Explore the new additions to our library:
The true history of the Jacobites of Egypt, Lybia, Nubia by Barbatus, Josephus Abudacnus, was first published in 1675 (go to Books, select the author). It is thought to have been written between 1610 and 1613. Its original title was Historia Jacobitarum, seu Coptorum, in Aegypto, Libya, Nubia, Aethiopia tota, et parte Cypri Insulae habitantium. This is not a history in the traditional sense but a description of Coptic beliefs, customs and liturgical rites.
An Egyptian Traveller in the Republic of Letters: Josephus Barbatus or Abudacnus the Copt by Hamilton, Alastair ( Journal of the Warburg and Courtauld Institutes, vol. 57, 1994, pp. 123–150. JSTOR, www.jstor.org/stable/751466) is an account of Barbatus’s fascinating life, as a scholar and translator, in Rome, Paris, London, Vienna and, eventually, Istanbul.

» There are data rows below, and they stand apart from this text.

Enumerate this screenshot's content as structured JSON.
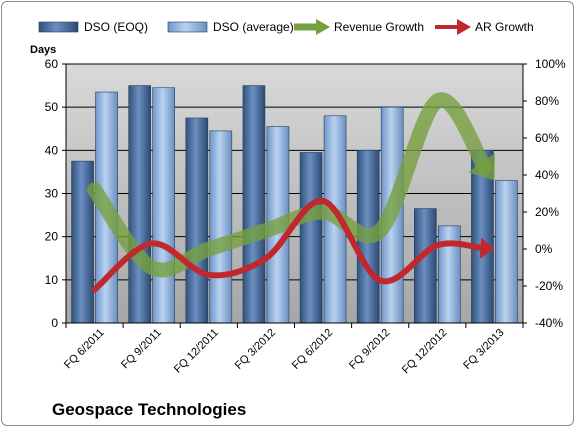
{
  "chart_data": {
    "type": "bar",
    "categories": [
      "FQ 6/2011",
      "FQ 9/2011",
      "FQ 12/2011",
      "FQ 3/2012",
      "FQ 6/2012",
      "FQ 9/2012",
      "FQ 12/2012",
      "FQ 3/2013"
    ],
    "series": [
      {
        "name": "DSO (EOQ)",
        "kind": "bar",
        "axis": "left",
        "color": "#4a6fa5",
        "values": [
          37.5,
          55,
          47.5,
          55,
          39.5,
          40,
          26.5,
          40
        ]
      },
      {
        "name": "DSO (average)",
        "kind": "bar",
        "axis": "left",
        "color": "#8fb4e3",
        "values": [
          53.5,
          54.5,
          44.5,
          45.5,
          48,
          50,
          22.5,
          33
        ]
      },
      {
        "name": "Revenue Growth",
        "kind": "arrow-line",
        "axis": "right",
        "color": "#77a040",
        "values": [
          0.32,
          -0.1,
          0.0,
          0.1,
          0.2,
          0.1,
          0.8,
          0.37
        ]
      },
      {
        "name": "AR Growth",
        "kind": "arrow-line",
        "axis": "right",
        "color": "#c0282d",
        "values": [
          -0.22,
          0.03,
          -0.14,
          -0.05,
          0.26,
          -0.17,
          0.02,
          0.0
        ]
      }
    ],
    "ylabel": "Days",
    "ylim": [
      0,
      60
    ],
    "yticks": [
      "0",
      "10",
      "20",
      "30",
      "40",
      "50",
      "60"
    ],
    "y2lim": [
      -0.4,
      1.0
    ],
    "y2ticks": [
      "-40%",
      "-20%",
      "0%",
      "20%",
      "40%",
      "60%",
      "80%",
      "100%"
    ],
    "grid": true,
    "legend": "top"
  },
  "footer": {
    "title": "Geospace Technologies"
  }
}
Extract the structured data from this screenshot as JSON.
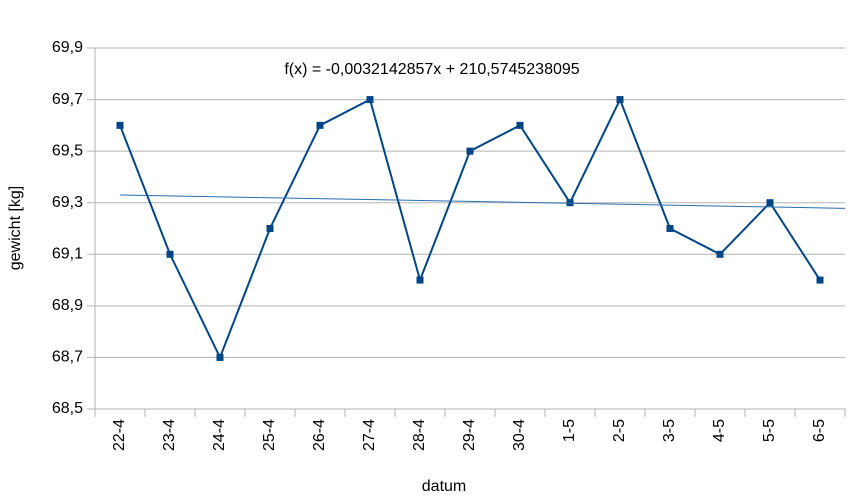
{
  "chart_data": {
    "type": "line",
    "categories": [
      "22-4",
      "23-4",
      "24-4",
      "25-4",
      "26-4",
      "27-4",
      "28-4",
      "29-4",
      "30-4",
      "1-5",
      "2-5",
      "3-5",
      "4-5",
      "5-5",
      "6-5"
    ],
    "series": [
      {
        "name": "gewicht",
        "color": "#004586",
        "values": [
          69.6,
          69.1,
          68.7,
          69.2,
          69.6,
          69.7,
          69.0,
          69.5,
          69.6,
          69.3,
          69.7,
          69.2,
          69.1,
          69.3,
          69.0
        ]
      }
    ],
    "trendline": {
      "values": [
        69.33,
        69.28
      ],
      "color": "#2a6db0",
      "annotation": "f(x) = -0,0032142857x + 210,5745238095"
    },
    "xlabel": "datum",
    "ylabel": "gewicht [kg]",
    "ylim": [
      68.5,
      69.9
    ],
    "yticks": [
      {
        "value": 68.5,
        "label": "68,5"
      },
      {
        "value": 68.7,
        "label": "68,7"
      },
      {
        "value": 68.9,
        "label": "68,9"
      },
      {
        "value": 69.1,
        "label": "69,1"
      },
      {
        "value": 69.3,
        "label": "69,3"
      },
      {
        "value": 69.5,
        "label": "69,5"
      },
      {
        "value": 69.7,
        "label": "69,7"
      },
      {
        "value": 69.9,
        "label": "69,9"
      }
    ],
    "grid": true
  }
}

Barbatus thought that Copts were descendants of Jacob, a Hebrew patriarch; hence, Barbatus’s choice of the title. For his translator, Edwin Sadleir, who translated Barbatus’s work from Latin into English, it was impossible not to see in the work a connection with the “Jacobites of Great Britain” and, as scholars point out, discussing history was, at least in part, a way to comment on the present.
The life of Barbatus’s translator might have been as fascinating as that of Barbatus though in a different sense (Hamilton remarked that the task of translating Barbatus’s work fell into the hands of an “eccentric”) . After falling in love, Sadleir presented his “beloved consort” with a translation and re-telling of Servantes’s Don Quichotte – scholars suspect that he had abridged another translator’s work. This was not his only literary gift to her. Sadleir’s other work, Intrigues of Love, was based on Historie des Amours, a book of courtly love stories at the turn of the 16th and 17th centuries. His “beloved consort” might have given him the original Historie as a gift earlier. Don Quichotte, a history of the Copts, stories of romance at a noble court – an “eccentric” selection indeed. Avoiding Garrulity: An Introduction to Sir Edwin Sadleir and His Improvement of Cervantes’s Don Quixote Randall, Dale B. J. (Studies in Philology, vol. 106, no. 4, 2009, pp. 468–482. JSTOR, www.jstor.org/stable/25656029) is a more detailed story of Sadleir’s life.
We have also added Hume‘s A Treatise of Human Nature, Essays 1-13, Political Discourses and Dialogues Concerning Natural Religion, and Aristotle‘s Categories. Find the works through the Books tab.